Juan lo dio todo por el Señor: no solo dedicó todos sus esfuerzos a preparar su llegada y a los primeros discípulos que tendría el Maestro, sino la vida misma. «No debemos poner en duda comenta San Beda- que San Juan sufrió la cárcel y las cadenas y dio su vida en testimonio de nuestro Redentor, de quien fue precursor, ya que si bien su perseguidor no lo forzó a que negara a Cristo, sí trató de obligarlo a que callara la verdad: ello fue suficiente para afirmar que murió por Cristo (...). Y la muerte que de todas maneras había de acaecerle por ley natural era para él algo deseable, teniendo en cuenta que la sufría por la confesión del nombre de Cristo y que con ella alcanzaría la palma de la vida eterna. Bien lo dice el Apóstol: Dios os ha dado la gracia de creer en Jesucristo y aun de padecer por Él. El mismo Apóstol explica, en otro lugar, por qué sea un don el hecho de sufrir por Cristo:los padecimientos de esta vida presente tengo por cierto que no son nada en comparación con la gloria futura que se ha de revelar en nosotros»10.
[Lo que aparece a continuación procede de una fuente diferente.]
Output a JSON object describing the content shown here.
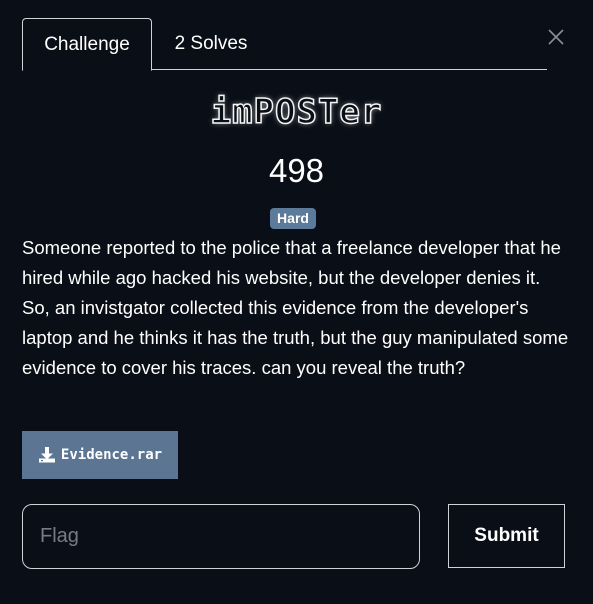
{
  "tabs": {
    "challenge": "Challenge",
    "solves": "2 Solves"
  },
  "challenge": {
    "name": "imPOSTer",
    "points": "498",
    "difficulty": "Hard",
    "description": "Someone reported to the police that a freelance developer that he hired while ago hacked his website, but the developer denies it. So, an invistgator collected this evidence from the developer's laptop and he thinks it has the truth, but the guy manipulated some evidence to cover his traces. can you reveal the truth?"
  },
  "files": [
    {
      "name": "Evidence.rar",
      "icon": "download-icon"
    }
  ],
  "flag_form": {
    "placeholder": "Flag",
    "value": "",
    "submit_label": "Submit"
  },
  "icons": {
    "close": "close-icon"
  },
  "colors": {
    "background": "#0a0e16",
    "badge": "#5c7a99",
    "file_button": "#5b7592",
    "border": "#cfd3d8"
  }
}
A lo largo de los siglos, quienes han seguido de cerca a Cristo se han alegrado cuando por su fe han tenido que sufrir persecución, tribulaciones o contrariedades. Muchos han sido los que siguieron el ejemplo de los Apóstoles: después que fueron azotados, los conminaron a no hablar del nombre de Jesús y los soltaron. Ellos salían gozosos de la presencia del Sanedrín porque habían sido dignos de ser ultrajados a causa del Nombre11. Y, lejos de vivir acobardados y temerosos, todos los días, en el Templo y en las casas, no cesaban de enseñar y anunciar el Evangelio12. Seguramente se acordaron de las palabras del Señor, recogidas por San Mateo: Bienaventurados seréis cuando os injurien, os persigan y os calumnien de cualquier modo por mi causa. Alegraos y regocijaos, porque vuestra recompensa será grande en el Cielo: de la misma manera persiguieron a los profetas que os precedieron13.
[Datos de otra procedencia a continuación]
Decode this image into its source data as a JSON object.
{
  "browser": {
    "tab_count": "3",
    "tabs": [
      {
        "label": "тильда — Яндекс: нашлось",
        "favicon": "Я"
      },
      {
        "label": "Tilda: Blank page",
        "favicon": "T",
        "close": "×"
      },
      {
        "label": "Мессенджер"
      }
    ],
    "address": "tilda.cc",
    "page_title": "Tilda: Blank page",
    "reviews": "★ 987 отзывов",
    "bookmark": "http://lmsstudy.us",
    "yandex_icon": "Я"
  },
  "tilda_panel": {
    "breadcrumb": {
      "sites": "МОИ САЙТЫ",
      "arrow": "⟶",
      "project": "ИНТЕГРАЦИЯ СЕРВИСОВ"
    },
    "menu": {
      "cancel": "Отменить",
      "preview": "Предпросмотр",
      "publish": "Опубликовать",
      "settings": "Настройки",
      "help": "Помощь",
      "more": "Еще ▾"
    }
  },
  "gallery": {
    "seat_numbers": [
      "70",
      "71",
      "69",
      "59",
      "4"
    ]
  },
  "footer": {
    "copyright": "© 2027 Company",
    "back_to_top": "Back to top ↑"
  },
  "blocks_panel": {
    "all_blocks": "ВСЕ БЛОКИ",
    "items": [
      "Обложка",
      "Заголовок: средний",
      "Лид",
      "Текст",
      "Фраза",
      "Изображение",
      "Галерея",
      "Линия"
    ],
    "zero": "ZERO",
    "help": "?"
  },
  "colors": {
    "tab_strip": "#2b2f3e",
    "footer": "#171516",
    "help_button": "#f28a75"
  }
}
¿Vamos nosotros a entristecernos o a quejarnos si alguna vez tenemos que padecer algo por nuestra fe, o por ser fieles a la llamada que hemos recibido del Señor?
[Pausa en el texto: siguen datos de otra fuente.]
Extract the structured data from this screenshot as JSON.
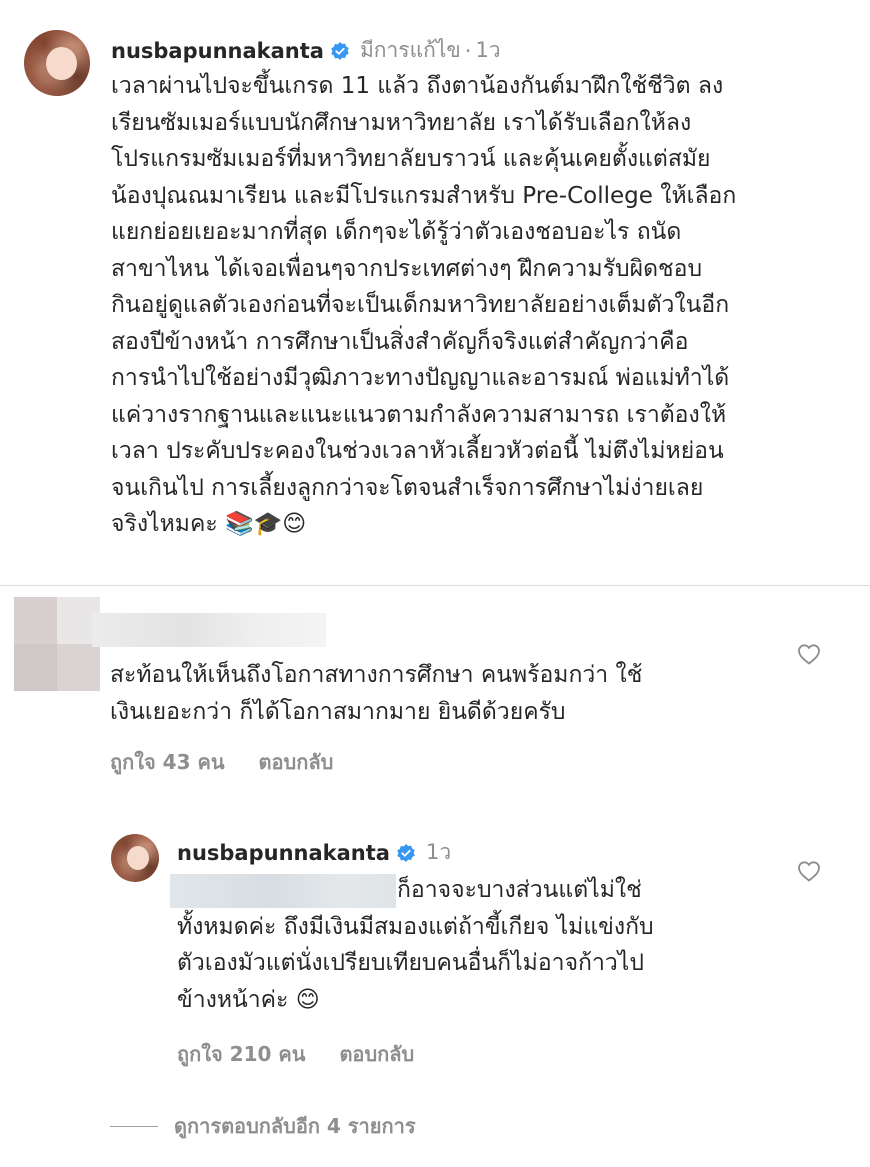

III. La historia de la Iglesia y de sus santos nos muestra cómo todos aquellos que han querido seguir de cerca las pisadas de Cristo se han encontrado, de un modo u otro, con la Cruz y la contradicción. Para subir al Calvario y corredimir con Cristo no se encuentran caminos fáciles y cómodos. Ya en los primeros tiempos, San Pedro escribe a los cristianos, dispersos por todas partes, una Carta con acentos claros de consuelo por lo que sufrían. No se trataba de la persecución sangrienta que vendría más tarde, sino de la situación incómoda en la que muchos se encontraban por ser consecuentes con su fe: unas veces era en el ámbito familiar, donde los esclavos tenían que soportar las injusticias de sus amos14 y las mujeres intolerancias de sus maridos15; otras, eran calumnias o injurias, o discriminaciones... San Pedro les recuerda que las contrariedades que padecen no son inútiles: han de servirles para purificarse, sabiendo que Dios es quien juzga, no los hombres. Sobre todo, han de tener presente que a imitación de Jesucristo atraerán muchos bienes, incluso la fe, a sus mismos perseguidores, como así sucedió. Les llama bienaventurados y les anima a soportar con gozo los sufrimientos. Les hace considerar que el cristiano está incorporado a Cristo y participa de su misterio pascual: por sus padecimientos participa de su Pasión, Muerte y Resurrección. Él es el que da sentido y plenitud a la Cruz de cada día16.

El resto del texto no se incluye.